Contribution of surface and lateral forcing to the Arabian Gulf warming trend

The contribution of surface and lateral forcing to the observed Arabian Gulf warming trend is studied based on the results of a high-resolution (1/100°, 60 vertical layers) MIT general circulation model (MITgcm) covering the period 1993–2021. The model validation against available observations reveals that the simulation satisfactorily reproduces the main features of the Arabian Gulf’s dynamics and their variability. We show that the heat content of the Arabian Gulf generally follows the reported variability of sea surface temperature, with significant increasing trends of 0.1 × 107 J m−3 and 0.2°C per decade. The interannual variability of the heat content is dominated by the surface heat fluxes, while the long-term warming of the basin is primarily driven by lateral fluxes. The analyses of the heat exchanges through the Strait of Hormuz indicate a pronounced upward trend in the transported heat toward the Arabian Gulf, which is associated with an increase in both the volume and temperature of the exchanged waters.

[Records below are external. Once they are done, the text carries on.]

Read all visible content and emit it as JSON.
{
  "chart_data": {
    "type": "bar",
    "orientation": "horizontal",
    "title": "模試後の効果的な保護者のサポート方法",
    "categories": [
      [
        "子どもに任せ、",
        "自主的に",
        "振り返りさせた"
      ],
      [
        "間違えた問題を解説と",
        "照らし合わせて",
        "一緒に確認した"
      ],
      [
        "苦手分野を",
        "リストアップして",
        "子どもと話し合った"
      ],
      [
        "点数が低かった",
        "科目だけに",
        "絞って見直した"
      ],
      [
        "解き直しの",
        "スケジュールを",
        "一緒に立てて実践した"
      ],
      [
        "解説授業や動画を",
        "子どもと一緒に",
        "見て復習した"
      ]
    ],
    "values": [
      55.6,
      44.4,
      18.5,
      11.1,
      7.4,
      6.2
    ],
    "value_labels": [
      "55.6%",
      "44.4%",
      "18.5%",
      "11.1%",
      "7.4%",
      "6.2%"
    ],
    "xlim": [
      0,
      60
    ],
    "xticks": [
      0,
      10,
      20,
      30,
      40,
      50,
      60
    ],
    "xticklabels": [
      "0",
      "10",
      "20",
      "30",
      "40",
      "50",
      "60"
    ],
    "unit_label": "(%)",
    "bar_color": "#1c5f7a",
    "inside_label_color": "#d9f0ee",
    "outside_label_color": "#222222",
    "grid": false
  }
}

Considering the inflow and outflow in the Strait separately, the temperature increase is more prominent in the inflowing waters; however, the dominant factor driving the rising trend in heat content exchanges is the increase in the volume of waters being exchanged. This implies that the observed warming of the Arabian Gulf during the investigated period is directly related to the acceleration of its overturning circulation.